Research writing skills for dissertations, proposals, and technical communication
Research writing is essential for technical professionals, providing a structured approach to communicating complex ideas. This unit culminates previous work on literature reviews, research methods, and proposal development into a comprehensive presentation format.
Professional development planning based on e-Portfolio reflection, skills matrix completion, and CPD action planning
Week 11 represents a culmination of professional practice discussions throughout the module. The e-Portfolio serves as a comprehensive record of the learning journey, enabling creation of a Showcase e-Portfolio for sharing with peers and employers. Reflections on learning processes provide insight into personal learning approaches and their impact on professional practice.
The Professional Skills matrix and action plan extend beyond the degree programme, forming the foundation for lifelong learning and career development. Industry certifications play a crucial role in maintaining technical relevance and developing essential professional practice aspects.
Project management methodologies, risk assessment, and change management processes for computing projects
The complexity of computing projects necessitates structured project management approaches, as no 'one size fits all' methodology exists (Nicholas & Steyn, 2020). The PMBOK Guide's emphasis on project uniqueness aligns with the diverse environments and objectives encountered in computing infrastructure projects. Risk-free projects are non-existent, making proactive risk identification crucial for project success.

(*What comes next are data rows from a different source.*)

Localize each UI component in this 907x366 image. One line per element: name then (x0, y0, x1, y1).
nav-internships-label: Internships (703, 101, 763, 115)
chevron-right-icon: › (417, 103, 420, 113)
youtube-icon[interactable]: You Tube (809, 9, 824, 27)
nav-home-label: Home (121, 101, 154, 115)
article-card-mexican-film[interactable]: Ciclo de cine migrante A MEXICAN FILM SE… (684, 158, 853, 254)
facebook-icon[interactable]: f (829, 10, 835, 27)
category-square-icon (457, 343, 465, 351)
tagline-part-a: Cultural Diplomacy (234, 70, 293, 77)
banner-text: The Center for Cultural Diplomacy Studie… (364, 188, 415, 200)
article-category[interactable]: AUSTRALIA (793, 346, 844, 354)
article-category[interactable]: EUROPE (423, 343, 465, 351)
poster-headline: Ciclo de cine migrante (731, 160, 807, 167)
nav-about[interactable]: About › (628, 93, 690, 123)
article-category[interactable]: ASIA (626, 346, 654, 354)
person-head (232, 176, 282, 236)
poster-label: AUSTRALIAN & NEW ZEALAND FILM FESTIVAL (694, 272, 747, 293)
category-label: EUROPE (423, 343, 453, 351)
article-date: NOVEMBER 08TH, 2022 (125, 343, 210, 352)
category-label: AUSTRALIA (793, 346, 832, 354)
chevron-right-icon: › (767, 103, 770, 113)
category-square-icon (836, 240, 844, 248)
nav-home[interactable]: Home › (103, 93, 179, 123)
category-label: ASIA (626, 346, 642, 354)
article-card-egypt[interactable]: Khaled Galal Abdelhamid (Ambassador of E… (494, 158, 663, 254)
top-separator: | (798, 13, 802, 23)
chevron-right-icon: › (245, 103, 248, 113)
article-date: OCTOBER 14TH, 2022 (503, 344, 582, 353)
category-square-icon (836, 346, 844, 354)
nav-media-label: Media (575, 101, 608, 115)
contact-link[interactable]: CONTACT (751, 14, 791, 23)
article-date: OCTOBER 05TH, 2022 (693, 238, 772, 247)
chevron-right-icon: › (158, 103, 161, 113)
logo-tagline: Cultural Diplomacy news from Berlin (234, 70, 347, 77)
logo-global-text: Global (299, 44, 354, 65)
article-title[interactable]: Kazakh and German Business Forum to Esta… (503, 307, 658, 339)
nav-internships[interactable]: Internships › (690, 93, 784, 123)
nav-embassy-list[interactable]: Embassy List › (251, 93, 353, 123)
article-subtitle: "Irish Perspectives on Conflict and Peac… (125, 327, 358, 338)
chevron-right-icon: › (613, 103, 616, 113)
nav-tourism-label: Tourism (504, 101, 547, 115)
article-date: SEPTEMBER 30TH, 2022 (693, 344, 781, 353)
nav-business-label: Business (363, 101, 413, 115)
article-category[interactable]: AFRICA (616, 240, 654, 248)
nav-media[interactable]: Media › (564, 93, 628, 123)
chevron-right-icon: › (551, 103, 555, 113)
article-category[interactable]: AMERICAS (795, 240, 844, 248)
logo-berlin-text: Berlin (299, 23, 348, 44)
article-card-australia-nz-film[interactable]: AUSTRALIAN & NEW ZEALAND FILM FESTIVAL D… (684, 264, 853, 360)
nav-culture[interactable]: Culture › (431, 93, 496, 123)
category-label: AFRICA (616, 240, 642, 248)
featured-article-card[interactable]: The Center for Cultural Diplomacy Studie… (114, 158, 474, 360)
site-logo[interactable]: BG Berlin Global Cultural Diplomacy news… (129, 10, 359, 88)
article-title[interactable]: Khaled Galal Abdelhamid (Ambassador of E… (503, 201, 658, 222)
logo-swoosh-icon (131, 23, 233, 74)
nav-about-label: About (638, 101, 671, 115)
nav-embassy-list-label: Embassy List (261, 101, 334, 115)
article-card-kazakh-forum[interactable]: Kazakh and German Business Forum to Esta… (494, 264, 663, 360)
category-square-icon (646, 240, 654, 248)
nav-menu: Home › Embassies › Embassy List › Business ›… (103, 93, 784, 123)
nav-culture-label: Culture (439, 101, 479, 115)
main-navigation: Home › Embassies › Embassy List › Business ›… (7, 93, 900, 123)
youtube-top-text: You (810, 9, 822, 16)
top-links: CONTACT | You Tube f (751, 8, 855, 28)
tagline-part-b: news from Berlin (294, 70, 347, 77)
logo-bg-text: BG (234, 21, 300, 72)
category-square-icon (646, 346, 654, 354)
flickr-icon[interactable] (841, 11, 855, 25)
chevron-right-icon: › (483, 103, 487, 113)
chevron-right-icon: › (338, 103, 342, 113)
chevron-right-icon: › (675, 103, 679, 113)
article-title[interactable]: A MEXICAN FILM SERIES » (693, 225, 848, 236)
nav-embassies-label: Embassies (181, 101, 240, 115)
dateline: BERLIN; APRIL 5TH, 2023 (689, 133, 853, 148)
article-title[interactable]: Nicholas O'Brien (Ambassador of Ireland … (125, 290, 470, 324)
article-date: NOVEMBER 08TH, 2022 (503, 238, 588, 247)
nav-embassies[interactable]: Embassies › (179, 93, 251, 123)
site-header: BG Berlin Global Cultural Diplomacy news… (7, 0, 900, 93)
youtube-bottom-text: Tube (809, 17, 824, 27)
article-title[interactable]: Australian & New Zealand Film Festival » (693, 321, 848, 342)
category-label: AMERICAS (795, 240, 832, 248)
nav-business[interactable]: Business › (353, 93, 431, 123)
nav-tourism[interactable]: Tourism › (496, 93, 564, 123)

Chapman's (2019) maturity model highlights that effective risk management enhances project capability through systematic deployment of assessment frameworks. The integration of Agile methodologies (Mircea, 2019) with traditional project management provides flexibility essential for managing software development uncertainties. McKinsey's (2022) AI status report demonstrates how technological advancement creates both opportunities and risks requiring adaptive project management approaches.